YOGYAKARTA — Proses administrasi pertanahan di Kota Yogyakarta memasuki tahap transisi. Kantor Pertanahan (Kantah) Kota Yogyakarta memastikan kelancaran serah terima protokol Pejabat Pembuat Akta Tanah (PPAT) yang baru saja berganti.
Serah terima dilakukan pada Jumat, 24 Juli 2026. Rio Kustianto Wironegoro menyerahkan protokol jabatan kepada Ganevo Rico Febrianto. Masa jabatan Rio resmi berakhir terhitung sejak 10 Juni 2026.
Mengapa Serah Terima Protokol PPAT Penting?
Proses ini bukan sekadar seremonial. Serah terima protokol merupakan tahapan krusial dalam aspek administratif pertanahan. Tujuannya memastikan semua dokumen dan arsip PPAT tetap tertib dan sesuai ketentuan perundang-undangan.

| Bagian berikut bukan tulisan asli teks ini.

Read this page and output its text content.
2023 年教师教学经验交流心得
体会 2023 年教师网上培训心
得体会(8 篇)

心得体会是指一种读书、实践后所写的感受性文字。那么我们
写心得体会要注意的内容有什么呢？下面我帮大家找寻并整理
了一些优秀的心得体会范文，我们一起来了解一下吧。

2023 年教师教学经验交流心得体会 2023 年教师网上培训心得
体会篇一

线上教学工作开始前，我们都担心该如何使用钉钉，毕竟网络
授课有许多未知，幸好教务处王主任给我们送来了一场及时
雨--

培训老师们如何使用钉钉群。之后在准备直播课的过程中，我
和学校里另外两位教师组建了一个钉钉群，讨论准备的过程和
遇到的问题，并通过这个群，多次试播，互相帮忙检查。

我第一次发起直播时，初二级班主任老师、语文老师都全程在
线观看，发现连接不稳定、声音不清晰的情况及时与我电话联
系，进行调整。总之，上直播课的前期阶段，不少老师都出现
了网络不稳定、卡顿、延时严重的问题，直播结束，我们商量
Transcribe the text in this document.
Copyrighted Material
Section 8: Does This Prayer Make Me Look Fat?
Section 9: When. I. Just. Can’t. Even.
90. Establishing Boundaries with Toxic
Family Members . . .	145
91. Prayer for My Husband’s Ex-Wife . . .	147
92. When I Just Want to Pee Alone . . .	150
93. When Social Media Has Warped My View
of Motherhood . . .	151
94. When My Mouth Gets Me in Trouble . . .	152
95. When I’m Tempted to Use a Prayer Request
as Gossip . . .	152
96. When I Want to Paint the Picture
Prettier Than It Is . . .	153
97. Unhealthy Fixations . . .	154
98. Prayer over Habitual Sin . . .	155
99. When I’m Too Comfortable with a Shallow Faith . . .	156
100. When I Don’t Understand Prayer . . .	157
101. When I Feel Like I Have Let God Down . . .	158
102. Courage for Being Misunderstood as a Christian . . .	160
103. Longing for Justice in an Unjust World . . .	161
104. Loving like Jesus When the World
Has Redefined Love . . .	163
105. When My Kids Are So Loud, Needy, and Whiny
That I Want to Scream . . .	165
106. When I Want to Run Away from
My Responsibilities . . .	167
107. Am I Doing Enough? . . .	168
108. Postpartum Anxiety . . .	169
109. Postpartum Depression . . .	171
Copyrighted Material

Kehadiran Sukaryadi, perwakilan Kantor Pertanahan Kota Yogyakarta, menjadi saksi langsung prosesi ini. Unsur pembina dari instansi berwenang ini sekaligus menjadi wujud nyata pengawasan dalam menjaga tertib administrasi protokol PPAT.
Harapan ke Depan: Pelayanan Pertanahan yang Profesional
Melalui penyerahan protokol ini, Kantah Kota Yogyakarta berharap pengelolaan dokumen pertanahan terus berjalan secara tertib, akuntabel, dan berkesinambungan. Hal tersebut pada akhirnya diharapkan mampu mendukung peningkatan kualitas pelayanan pertanahan yang profesional.
Pelayanan yang baik juga memberikan kepastian hukum yang optimal bagi masyarakat luas. Dengan tertibnya administrasi PPAT, proses pembuatan akta tanah di Kota Yogyakarta diharapkan semakin lancar dan terpercaya.